人間を憎んだ時期もあったが、そんな自分が人間を守る立場になるとは思いもしなかった。
悔しいが、きっと、あの男なら、自分を直すことができるだろう。だが、100年に1人と言われた、あの天才に代わる人間は現れなかった。
「そろそろ、行かないと……」
マリアも、寂しがっているに違いない。
メモを読んで情報を頭にインプットしてから、私はマリアのところへ行った。
「おはようございます、博士」
「あぁ、おはよう」
ゆったりとした、何時もの日常が過ぎる。
だが、その日は、思いもよらないことを、言われた。
「……お願い、博士。私を此処から出して」
そんな事を言う人間は久しぶりで、私は何を言われたのか理解しきれなくて、目をパチパチと瞬かせた。
この子どもは、こんな顔をしていただろうか。
人間は成長が早い。
たった1ヶ月、いや1日でも、息を飲むほど変わる。何がきっかけになるか、わからないな、と思って、私は微笑んだ。

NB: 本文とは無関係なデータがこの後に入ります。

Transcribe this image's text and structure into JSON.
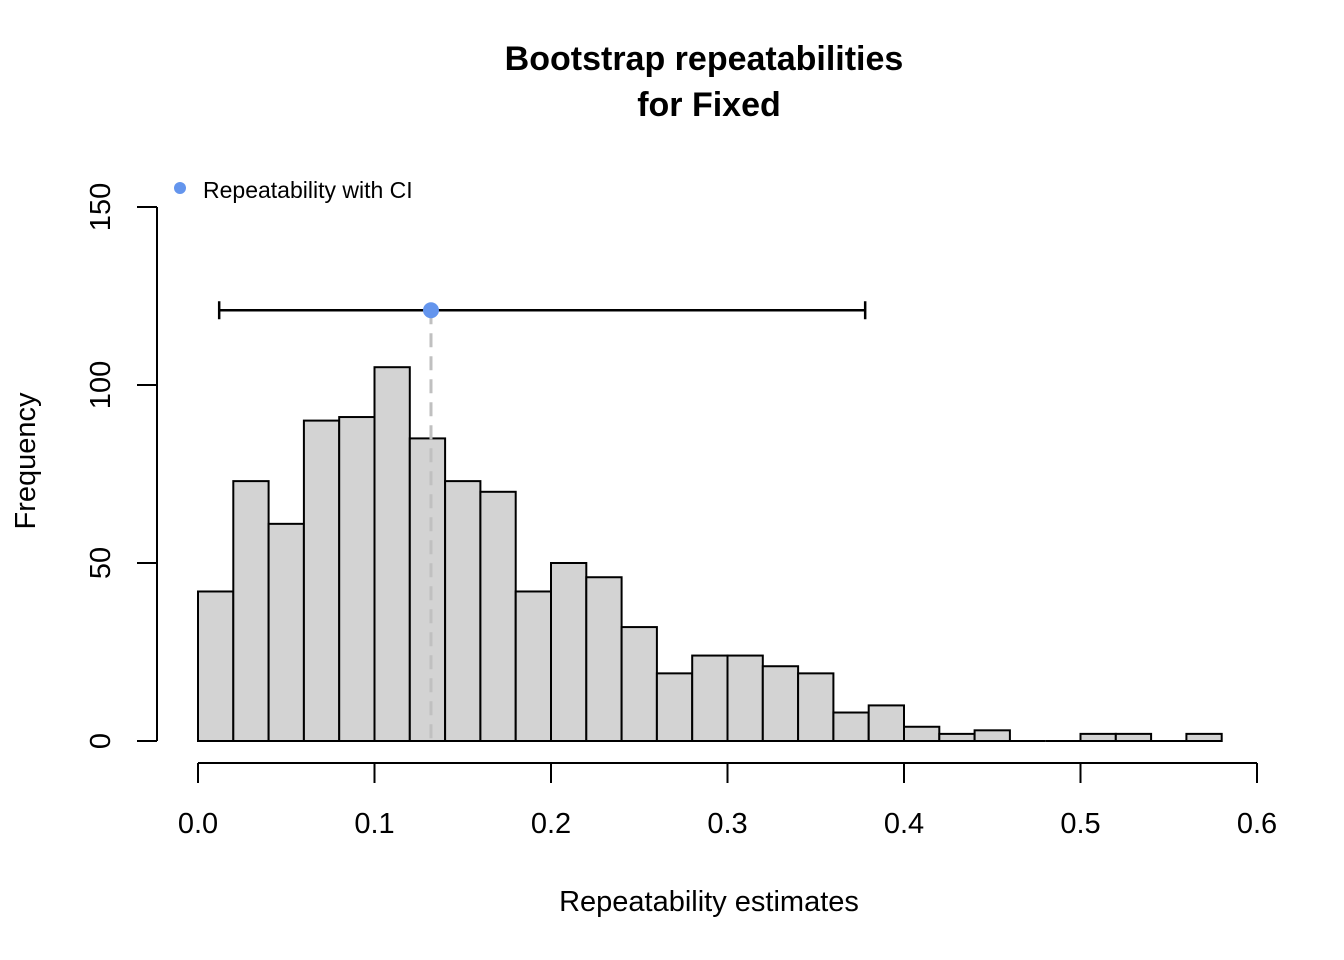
{
  "chart_data": {
    "type": "bar",
    "subtype": "histogram",
    "title": [
      "Bootstrap repeatabilities",
      "for Fixed"
    ],
    "xlabel": "Repeatability estimates",
    "ylabel": "Frequency",
    "xlim": [
      0.0,
      0.6
    ],
    "ylim": [
      0,
      150
    ],
    "x_ticks": [
      0.0,
      0.1,
      0.2,
      0.3,
      0.4,
      0.5,
      0.6
    ],
    "x_tick_labels": [
      "0.0",
      "0.1",
      "0.2",
      "0.3",
      "0.4",
      "0.5",
      "0.6"
    ],
    "y_ticks": [
      0,
      50,
      100,
      150
    ],
    "y_tick_labels": [
      "0",
      "50",
      "100",
      "150"
    ],
    "bin_width": 0.02,
    "bin_start": 0.0,
    "values": [
      42,
      73,
      61,
      90,
      91,
      105,
      85,
      73,
      70,
      42,
      50,
      46,
      32,
      19,
      24,
      24,
      21,
      19,
      8,
      10,
      4,
      2,
      3,
      0,
      0,
      2,
      2,
      0,
      2
    ],
    "bar_color": "#d3d3d3",
    "bar_border_color": "#000000",
    "estimate": {
      "value": 0.132,
      "ci_lower": 0.012,
      "ci_upper": 0.378,
      "y": 121,
      "point_color": "#6495ed",
      "line_color": "#c0c0c0"
    },
    "legend": {
      "label": "Repeatability with CI",
      "color": "#6495ed",
      "position": "top-left"
    },
    "grid": false
  }
}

この最後になるであろう人には、何でもしてあげようと思っていた。
「ごめんね。それは、してあげられないな……」
だからこそ、そんなことを認めてあげることは出来なかった。驚きの声を上げて反発するマリアに、私は水槽の中が、どれだけ安全なのかということを力説した。
現状では、危険を冒すだけの価値はない。
マリアのためになるというならわかるが、そうでないなら論外だ。
落ち込むマリアに、なにか言葉をかけようと思ったら、けたたましい警報音が鳴る。
「……なんだろう。犬かなぁ」
施設そのものも古くなってきているので、動物が迷い込むことは良くあった。私は、麻酔銃を持って、見回りに行ったが、侵入者は見つからなかった。
仕方なく、マリアのところに戻ろうとして、足をとめた。
「生きて、いるのか……?」
マリアの前で、涙を流す、青い目の男。
驚愕した。
まだ、この荒廃した世界に人がいたのかと、思うと同時に、希望の光が見えたような気がした。
「そこの人……」
アンドロイドとしての私は、経年劣化により綻びを見せ始めていた。それは、自分では制御できない代物で、根本的な打開策は見つけられなかった。私の出来ることと言えば、だましだまし、自分を維持をすることぐらいだ。
しかし、これなら、いけるかもしれない。
震える声で、私は男に呼びかけた。